8. Procédé selon l'une quelconque des revendications 1 à 7, dans lequel ladite hydroisomérisation comprend la réaction de ladite charge d'alimentation cireuse avec de l'hydrogène en présence d'un catalyseur d'hydroisomérisation comprenant au moins un composant de métal catalytique du groupe VIII et un composant d'oxyde métallique acide pour offrir à la fois une fonction d'hydroisomérisation et une fonction d'hydrogénation/déshydrogénation.

9. Procédé selon la revendication 8, dans lequel ledit catalyseur comprend un composant de métal catalytique non noble du groupe VIII et, éventuellement, un ou plusieurs promoteurs d'oxyde de métal du groupe VIB et un ou plusieurs métaux du groupe IB pour réduire l'hydrogénolyse, et dans lequel ledit composant d'oxyde métallique acide comprend de la silice-alumine amorphe.

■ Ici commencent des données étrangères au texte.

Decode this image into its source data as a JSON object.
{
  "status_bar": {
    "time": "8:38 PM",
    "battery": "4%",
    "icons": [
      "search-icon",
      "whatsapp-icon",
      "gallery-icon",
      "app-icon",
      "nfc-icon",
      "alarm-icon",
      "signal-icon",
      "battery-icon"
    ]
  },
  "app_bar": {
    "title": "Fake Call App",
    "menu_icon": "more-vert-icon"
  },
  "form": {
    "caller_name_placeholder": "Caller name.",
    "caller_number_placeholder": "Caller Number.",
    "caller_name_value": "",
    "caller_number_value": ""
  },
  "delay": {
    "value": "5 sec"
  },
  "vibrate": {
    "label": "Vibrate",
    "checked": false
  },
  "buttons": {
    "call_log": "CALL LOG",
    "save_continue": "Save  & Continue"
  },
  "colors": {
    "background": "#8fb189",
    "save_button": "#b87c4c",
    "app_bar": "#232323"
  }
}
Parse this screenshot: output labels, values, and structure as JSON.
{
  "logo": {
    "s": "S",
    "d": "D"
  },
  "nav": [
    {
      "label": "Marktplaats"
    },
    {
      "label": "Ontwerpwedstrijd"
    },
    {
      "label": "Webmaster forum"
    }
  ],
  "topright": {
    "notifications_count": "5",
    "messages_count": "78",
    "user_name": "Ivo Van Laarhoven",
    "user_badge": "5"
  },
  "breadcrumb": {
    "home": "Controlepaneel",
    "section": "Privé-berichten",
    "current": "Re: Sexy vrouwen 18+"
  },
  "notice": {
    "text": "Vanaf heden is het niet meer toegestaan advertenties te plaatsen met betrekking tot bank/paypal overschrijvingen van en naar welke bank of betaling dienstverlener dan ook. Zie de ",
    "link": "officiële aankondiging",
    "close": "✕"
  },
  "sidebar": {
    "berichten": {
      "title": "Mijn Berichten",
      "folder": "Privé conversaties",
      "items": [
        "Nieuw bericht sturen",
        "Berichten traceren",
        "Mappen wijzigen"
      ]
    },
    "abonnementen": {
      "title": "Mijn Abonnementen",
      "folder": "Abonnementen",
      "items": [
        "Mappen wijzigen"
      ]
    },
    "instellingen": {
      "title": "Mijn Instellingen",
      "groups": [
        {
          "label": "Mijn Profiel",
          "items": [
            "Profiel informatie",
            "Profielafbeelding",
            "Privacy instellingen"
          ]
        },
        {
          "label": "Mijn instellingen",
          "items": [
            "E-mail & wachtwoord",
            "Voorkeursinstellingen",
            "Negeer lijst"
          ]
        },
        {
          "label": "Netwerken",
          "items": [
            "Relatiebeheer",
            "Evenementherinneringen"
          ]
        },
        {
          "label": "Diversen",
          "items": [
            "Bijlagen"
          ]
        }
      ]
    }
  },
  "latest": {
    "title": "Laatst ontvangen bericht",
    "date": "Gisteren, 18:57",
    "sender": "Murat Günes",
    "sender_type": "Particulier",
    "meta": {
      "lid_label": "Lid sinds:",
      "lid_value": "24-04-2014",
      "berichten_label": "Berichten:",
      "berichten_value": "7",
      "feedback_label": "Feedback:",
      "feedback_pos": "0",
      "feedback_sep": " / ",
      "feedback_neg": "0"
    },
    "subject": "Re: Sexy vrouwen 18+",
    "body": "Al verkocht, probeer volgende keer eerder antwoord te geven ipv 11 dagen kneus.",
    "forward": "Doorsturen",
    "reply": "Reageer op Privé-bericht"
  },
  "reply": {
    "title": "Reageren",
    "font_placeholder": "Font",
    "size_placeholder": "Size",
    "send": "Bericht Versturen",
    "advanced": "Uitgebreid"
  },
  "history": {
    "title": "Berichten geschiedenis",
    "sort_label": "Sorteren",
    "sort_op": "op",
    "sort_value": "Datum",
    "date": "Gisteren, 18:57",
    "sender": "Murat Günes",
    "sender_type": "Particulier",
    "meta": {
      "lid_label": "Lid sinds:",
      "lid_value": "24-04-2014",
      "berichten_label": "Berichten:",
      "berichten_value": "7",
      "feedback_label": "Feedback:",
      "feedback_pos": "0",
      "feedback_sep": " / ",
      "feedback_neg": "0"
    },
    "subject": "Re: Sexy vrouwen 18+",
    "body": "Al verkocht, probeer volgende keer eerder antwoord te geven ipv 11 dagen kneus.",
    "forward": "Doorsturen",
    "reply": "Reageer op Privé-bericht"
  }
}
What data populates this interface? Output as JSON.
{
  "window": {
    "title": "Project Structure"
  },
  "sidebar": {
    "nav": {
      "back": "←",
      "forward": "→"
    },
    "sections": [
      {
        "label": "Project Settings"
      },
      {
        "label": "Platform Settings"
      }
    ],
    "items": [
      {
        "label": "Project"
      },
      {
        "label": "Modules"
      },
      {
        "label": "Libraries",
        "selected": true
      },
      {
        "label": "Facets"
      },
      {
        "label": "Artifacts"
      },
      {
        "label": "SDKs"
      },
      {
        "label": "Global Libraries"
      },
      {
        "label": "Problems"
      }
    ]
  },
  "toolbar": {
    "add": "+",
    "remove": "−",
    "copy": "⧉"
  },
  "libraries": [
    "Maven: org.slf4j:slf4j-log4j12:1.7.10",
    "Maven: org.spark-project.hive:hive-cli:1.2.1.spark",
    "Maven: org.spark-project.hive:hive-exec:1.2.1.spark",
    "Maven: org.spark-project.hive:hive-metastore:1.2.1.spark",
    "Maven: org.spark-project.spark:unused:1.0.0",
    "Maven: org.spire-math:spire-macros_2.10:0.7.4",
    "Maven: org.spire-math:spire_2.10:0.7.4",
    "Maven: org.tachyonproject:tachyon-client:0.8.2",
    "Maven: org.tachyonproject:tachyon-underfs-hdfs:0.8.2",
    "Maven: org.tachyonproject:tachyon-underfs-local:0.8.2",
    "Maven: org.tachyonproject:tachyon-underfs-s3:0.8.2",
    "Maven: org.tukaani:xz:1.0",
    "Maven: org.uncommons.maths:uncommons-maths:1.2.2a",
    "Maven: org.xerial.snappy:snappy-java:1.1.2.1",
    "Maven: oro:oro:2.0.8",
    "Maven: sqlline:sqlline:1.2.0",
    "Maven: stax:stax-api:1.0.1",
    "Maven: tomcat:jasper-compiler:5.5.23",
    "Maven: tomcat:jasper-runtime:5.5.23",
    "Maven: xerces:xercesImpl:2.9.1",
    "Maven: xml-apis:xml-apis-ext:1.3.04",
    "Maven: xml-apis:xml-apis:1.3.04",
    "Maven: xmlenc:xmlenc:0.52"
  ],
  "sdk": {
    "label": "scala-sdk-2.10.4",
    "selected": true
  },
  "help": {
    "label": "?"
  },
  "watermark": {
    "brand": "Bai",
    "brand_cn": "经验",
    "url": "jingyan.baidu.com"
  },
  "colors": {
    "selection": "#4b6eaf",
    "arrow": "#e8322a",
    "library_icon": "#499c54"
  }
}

10. Procédé selon la revendication 9, dans lequel ladite silice-alumine amorphe comprend 10 à 30% en poids de silice, ledit composant de métal non noble du groupe VIII comprend du cobalt, ledit oxyde de métal du groupe VIB comprend de l'oxyde de molybdène et ledit métal du groupe IB comprend du cuivre.

11. Procédé selon la revendication 8, dans lequel ledit catalyseur d'hydroisomérisation n'est pas halogéné et comprend un composant catalytique de métal non noble du groupe VIII et résiste à une désactivation par des oxygénats.

12. Procédé selon la revendication 6, dans lequel le catalyseur d'hydroisomérisation comprend du cobalt et du molybdène sur un composé d'alumine-silice amorphe.

13. Procédé selon la revendication 12, dans lequel ledit catalyseur d'hydroisomérisation est préparé par dépôt dudit cobalt sur ladite silice-alumine et par calcination avant que ledit molybdène ne soit déposé.

14. Procédé selon l'une quelconque des revendications 1 à 13, dans lequel le catalyseur de déparaffinage comprend un métal noble combiné avec de la H-mordénite.

15. Procédé selon la revendication 1, dans lequel ledit matériau de base est mélangé à au moins un parmi (i) un matériau de base dérivé d'un matériau hydrocarboné et (ii) un matériau de base synthétique.

16. Procédé selon l'une quelconque des revendications 1 à 15 pour la production d'un matériau de base lubrifiant comprenant au moins 95% en poids d'isoparaffines non cycliques ayant une structure moléculaire dans laquelle il y a moins de la moitié des ramifications avec deux atomes de carbone ou plus et avec pas plus de 15% du nombre total d'atomes de carbone dans les ramifications.

17. Matériau de base lubrifiant comprenant au moins 95% en poids d'isoparaffines non cycliques avec au moins la moitié des molécules d'huile contenant au moins une ramification, dont au moins la moitié est formée de ramifications méthyle et au moins 75% des ramifications restantes sont formées d'éthyle, moins de 25% du nombre total de ramifications ayant trois atomes de carbone ou plus et avec 10 à moins de 25% du nombre total d'atomes de carbone dans les ramifications, ledit matériau de base pouvant être obtenu par le procédé selon l'une quelconque des revendications 1 à 16.

18. Matériau de base selon la revendication 17 en mélange avec au moins un parmi (i) un matériau de base hydrocarboné et (ii) un matériau de base synthétique.